Citron fruit comes from two types of trees - medicinal citron and Wilson citron - which resemble small evergreen trees or shrubs. The tree grows to a height of between 10 and 11 feet, with irregular, spiny branches, and is in flower all year.
In China, citron is produced mainly in the Zhejiang, Jiangsu and Guangxi provinces. It produces an oval-shaped fruit with a thin, yellowish-green skin and a thick, fleshy inner section. The fruit is gathered in late September and October when it is ripe, cleaned, dried in the sun, and cut into pieces. The fruit is rich in vitamin C, bioflavonoids, and other acids.
In traditional Chinese medicine, citron is considered to have pungent, slightly bitter, sour and warm properties, and is associated with the Liver, Spleen and Lung meridians. Its functions are to promote the free flow of qi in the liver, resolve phlegm, and harmonize the spleen and stomach. Citron treats epigastric and abdominal pain, nausea, vomiting, and belching, and is used to improve a poor appetite. It is often taken in conjunction with pinellia tuber, costus root and cyperus.

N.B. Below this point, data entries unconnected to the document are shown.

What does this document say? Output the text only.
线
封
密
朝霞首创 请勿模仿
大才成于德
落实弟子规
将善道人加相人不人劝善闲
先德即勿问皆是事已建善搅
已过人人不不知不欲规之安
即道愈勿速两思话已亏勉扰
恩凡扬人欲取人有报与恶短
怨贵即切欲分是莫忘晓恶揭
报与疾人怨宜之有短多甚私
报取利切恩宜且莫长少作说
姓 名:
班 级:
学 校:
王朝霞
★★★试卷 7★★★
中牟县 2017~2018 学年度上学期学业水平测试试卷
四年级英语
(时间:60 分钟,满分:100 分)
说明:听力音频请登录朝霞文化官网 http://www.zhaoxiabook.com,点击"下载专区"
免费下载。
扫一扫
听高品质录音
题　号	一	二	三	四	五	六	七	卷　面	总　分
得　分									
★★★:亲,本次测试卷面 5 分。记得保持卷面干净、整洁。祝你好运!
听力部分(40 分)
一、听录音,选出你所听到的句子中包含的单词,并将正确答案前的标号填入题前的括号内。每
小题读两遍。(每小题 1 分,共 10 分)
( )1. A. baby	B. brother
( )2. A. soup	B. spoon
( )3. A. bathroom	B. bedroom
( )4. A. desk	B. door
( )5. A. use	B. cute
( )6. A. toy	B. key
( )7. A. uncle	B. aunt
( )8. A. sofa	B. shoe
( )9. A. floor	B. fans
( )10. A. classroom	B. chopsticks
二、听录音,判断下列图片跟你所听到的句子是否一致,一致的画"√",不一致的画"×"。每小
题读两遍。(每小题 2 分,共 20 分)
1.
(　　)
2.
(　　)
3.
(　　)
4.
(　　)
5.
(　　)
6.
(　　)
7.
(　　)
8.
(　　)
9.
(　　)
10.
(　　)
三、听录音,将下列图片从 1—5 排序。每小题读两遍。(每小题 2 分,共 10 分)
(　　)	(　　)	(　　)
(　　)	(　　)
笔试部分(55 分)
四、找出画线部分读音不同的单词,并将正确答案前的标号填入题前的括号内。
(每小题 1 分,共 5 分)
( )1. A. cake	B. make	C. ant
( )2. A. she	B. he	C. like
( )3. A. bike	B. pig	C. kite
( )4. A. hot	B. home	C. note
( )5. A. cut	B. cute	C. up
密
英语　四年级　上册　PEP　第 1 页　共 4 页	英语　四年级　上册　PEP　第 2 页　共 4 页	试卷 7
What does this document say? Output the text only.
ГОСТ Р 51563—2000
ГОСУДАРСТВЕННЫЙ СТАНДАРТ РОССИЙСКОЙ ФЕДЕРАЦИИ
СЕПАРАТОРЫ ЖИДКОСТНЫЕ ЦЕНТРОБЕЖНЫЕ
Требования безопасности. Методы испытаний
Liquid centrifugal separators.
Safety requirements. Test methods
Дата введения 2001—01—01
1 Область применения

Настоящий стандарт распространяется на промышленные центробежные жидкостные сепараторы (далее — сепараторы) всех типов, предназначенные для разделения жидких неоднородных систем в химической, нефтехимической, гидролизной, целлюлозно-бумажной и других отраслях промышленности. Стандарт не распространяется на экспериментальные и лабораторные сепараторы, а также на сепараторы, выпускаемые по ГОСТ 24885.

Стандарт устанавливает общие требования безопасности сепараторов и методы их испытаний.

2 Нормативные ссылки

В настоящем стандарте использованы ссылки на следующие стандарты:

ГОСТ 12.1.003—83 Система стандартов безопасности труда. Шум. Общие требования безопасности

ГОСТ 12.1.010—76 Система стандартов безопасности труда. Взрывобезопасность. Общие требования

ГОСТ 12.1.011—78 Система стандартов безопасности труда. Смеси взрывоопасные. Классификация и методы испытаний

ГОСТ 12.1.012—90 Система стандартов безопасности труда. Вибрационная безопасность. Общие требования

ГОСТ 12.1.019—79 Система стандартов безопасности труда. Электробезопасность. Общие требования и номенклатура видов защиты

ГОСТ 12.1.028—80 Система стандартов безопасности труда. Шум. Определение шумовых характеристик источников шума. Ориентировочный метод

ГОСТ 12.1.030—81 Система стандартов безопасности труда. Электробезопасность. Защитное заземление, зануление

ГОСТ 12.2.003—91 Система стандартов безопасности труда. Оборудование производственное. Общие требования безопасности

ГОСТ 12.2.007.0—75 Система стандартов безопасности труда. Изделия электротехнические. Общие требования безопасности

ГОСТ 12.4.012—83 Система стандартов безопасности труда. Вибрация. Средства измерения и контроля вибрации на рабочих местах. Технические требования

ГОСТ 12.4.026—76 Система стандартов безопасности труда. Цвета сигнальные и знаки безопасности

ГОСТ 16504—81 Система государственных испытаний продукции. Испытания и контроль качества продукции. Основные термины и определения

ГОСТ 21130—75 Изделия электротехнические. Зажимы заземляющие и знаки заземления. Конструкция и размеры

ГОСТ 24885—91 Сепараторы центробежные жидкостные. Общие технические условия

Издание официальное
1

How much citron should I take?
The typical dose of citron is between three and 10 grams, decocted in water for use as a tea.
What forms of citron are available?
Dried citron can be found at some Asian markets and herbal shops. Fresh citron can also be found at some specialty stores.
What can happen if I take too much citron? Are there any interactions I should be aware of? What precautions should I take?
Essential oils taken from the skin of citron fruit have a rubefacient factor, and may cause redness of the skin in sensitive individuals. As of this writing, there are no known drug interactions with citron. As always, make sure to consult with a licensed health care provider before taking citron or any other herbal remedy or dietary supplement.